Тачка за тачкой мы возим камни в кучу на одной из наших террас с оливковыми деревьями. Я поднимаю только мелкие и средние камни, Эд и Станислав имеют дело с гигантскими. Не нужна никакая аэробика. Выпить восемь стаканов воды в день? Запросто. У меня постоянно пересыхает горло. Дома в своём бордовом трико я добросовестно выполняю все упражнения — и-раз-и-два-и-три... но тут работа против тренировок. Когда очищаешь склон холма, сами собой получаются наклоны и растяжки. Я измучена этой работой, но в то же время она мне нравится. За три часа мы убрали четверть камней. Пресвятая Богородица змеиная! Даже не стоит и пытаться подсчитать, на сколько часов нам осталось работы, ведь все по-настоящему огромные камни в другой куче. Мужчины обнажены по пояс, от них несёт потом. У меня волосы слиплись от пота и пыли. У Эда кровоточит нога. Я слышу, как Франческо на террасе над нами разговаривает с оливковыми деревьями. Трактор Джорджо чудом удерживается на краях узких террас, но парень слишком опытен, чтобы свалиться оттуда. Я предвкушаю, как буду долго нежиться в ванне. Станислав начинает насвистывать «Misty». Один камень они не могут сдвинуть с места, у этого огромного валуна форма головы римской лошади. Я беру стамеску и начинаю расчищать глаза и гриву. Солнце быстро катится через долину. Примо видел, что мы с Эдом занялись тяжёлой работой. Он кричит об этом своим людям: он проработал на многих объектах, говорит он им, и хозяин только стоит и наблюдает. Примо становится в позу, кривит губы. А уж если женщина занимается такой работой... Примо воздевает руки к небу.
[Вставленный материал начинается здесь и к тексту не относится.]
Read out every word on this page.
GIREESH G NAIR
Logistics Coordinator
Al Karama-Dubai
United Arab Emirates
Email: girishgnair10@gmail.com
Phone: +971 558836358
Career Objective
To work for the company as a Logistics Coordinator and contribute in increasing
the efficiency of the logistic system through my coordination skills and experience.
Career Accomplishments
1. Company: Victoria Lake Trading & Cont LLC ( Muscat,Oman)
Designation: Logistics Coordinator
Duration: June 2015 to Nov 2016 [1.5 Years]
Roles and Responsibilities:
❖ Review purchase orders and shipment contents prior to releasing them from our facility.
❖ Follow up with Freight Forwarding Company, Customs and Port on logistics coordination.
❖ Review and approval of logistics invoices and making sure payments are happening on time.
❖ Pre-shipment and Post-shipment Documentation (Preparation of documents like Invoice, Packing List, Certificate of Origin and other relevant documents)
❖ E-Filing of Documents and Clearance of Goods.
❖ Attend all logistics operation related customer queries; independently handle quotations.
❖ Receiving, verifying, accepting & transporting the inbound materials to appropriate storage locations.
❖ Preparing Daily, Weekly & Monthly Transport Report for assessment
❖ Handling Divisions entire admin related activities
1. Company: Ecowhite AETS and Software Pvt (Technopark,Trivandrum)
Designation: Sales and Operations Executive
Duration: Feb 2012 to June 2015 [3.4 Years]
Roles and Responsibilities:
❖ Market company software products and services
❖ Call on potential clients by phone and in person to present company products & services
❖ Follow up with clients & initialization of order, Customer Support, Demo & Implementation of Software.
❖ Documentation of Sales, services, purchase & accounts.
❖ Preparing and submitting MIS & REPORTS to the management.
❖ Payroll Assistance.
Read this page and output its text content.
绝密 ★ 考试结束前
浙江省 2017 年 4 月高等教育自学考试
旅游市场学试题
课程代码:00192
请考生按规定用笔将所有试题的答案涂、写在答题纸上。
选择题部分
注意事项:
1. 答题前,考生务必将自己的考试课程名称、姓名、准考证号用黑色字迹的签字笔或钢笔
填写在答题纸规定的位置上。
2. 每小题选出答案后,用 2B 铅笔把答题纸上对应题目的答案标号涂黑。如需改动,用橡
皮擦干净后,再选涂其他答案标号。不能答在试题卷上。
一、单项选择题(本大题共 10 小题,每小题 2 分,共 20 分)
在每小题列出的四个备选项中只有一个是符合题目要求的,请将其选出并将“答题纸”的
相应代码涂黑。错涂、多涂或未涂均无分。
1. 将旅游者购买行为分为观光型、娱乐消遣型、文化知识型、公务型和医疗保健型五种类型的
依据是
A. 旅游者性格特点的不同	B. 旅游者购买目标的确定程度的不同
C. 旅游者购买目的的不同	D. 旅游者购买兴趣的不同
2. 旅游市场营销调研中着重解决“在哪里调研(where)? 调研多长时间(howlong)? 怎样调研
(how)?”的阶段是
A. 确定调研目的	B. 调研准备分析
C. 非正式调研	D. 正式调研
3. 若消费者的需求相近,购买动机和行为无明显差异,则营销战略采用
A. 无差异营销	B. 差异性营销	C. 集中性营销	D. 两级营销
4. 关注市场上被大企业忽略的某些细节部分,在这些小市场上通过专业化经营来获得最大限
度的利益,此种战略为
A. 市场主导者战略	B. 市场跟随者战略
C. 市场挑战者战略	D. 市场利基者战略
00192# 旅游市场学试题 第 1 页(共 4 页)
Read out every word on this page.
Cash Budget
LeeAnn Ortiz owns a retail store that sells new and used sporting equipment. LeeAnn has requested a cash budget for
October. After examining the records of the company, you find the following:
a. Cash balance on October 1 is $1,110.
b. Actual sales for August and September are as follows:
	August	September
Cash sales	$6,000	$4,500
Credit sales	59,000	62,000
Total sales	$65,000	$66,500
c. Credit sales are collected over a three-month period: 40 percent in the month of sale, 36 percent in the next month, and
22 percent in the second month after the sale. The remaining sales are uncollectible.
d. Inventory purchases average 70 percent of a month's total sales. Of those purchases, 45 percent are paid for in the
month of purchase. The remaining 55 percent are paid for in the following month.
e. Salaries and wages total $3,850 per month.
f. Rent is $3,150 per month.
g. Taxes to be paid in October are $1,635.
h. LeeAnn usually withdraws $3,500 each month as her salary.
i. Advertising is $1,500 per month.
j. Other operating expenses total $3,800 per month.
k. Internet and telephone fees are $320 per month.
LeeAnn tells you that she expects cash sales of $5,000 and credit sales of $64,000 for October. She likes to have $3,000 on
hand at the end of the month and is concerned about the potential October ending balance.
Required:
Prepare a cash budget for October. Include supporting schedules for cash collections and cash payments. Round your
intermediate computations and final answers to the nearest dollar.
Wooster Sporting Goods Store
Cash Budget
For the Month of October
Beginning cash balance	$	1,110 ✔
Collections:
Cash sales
Поздно вечером я слышу, как Станислав ругается: «Мадонна каменная», а потом продолжает насвистывать свою любимую мелодию: «...Когда влюблен, видишь только розовое цветение вишен и белое цветение яблонь...» Мужчины спускаются к нам, и мы пьём пиво у стены террасы. Посмотрите, что мы сделали за сегодня. Просто душа радуется!
Вернулся белый грузовик, привёз песок для штукатурки — да, для штукатурки, работа уже на этой стадии — и увёз кучу щебня. Трое рабочих кричат о футбольных матчах на Кубок мира, проходящих в Соединенных Штатах, о равиоли с маслом и шалфеем, о том, как долго ехать до Ареццо. «Тридцать минут». — «Да ты спятил, всего двадцать».
Пришёл электрик Клаудио, чтобы проверить болтающиеся провода, которые каким-то образом умудряются подавать электричество в эту часть дома. Он привёл четырнадцатилетнего сына Роберто, у юноши густые брови и миндалевидные византийские глаза. Роберто интересуется языками, объясняет отец, но, поскольку у парня должны быть практические навыки, он старается обучить его своему ремеслу. Парень лениво прислоняется к стене и готов подавать отцу инструменты. Когда отец отходит к грузовику за добавочной порцией материала, он хватает английскую газету, разложенную на полу для того, чтобы на него не попала краска, и изучает её.
Каналы для проводки должны быть просверлены в каменных стенах до того, как их начнут штукатурить. Водопроводчик должен сдвинуть радиатор, который мы установили, когда проводили центральное отопление. Я решила, что ему лучше стоять в другом месте. Столько всего ещё надо сделать. Эх, если бы не ушло так много времени на пол! Поляки, которые работали в Италии на табачных плантациях, уехали домой. Остался только Станислав. Кто передвинет все эти огромные камни? Прежде чем уйти, каменщики показывают нам аккуратное гнёздышко, свитое из травы и сучков, которое нашли в стене; это гнездо крысы.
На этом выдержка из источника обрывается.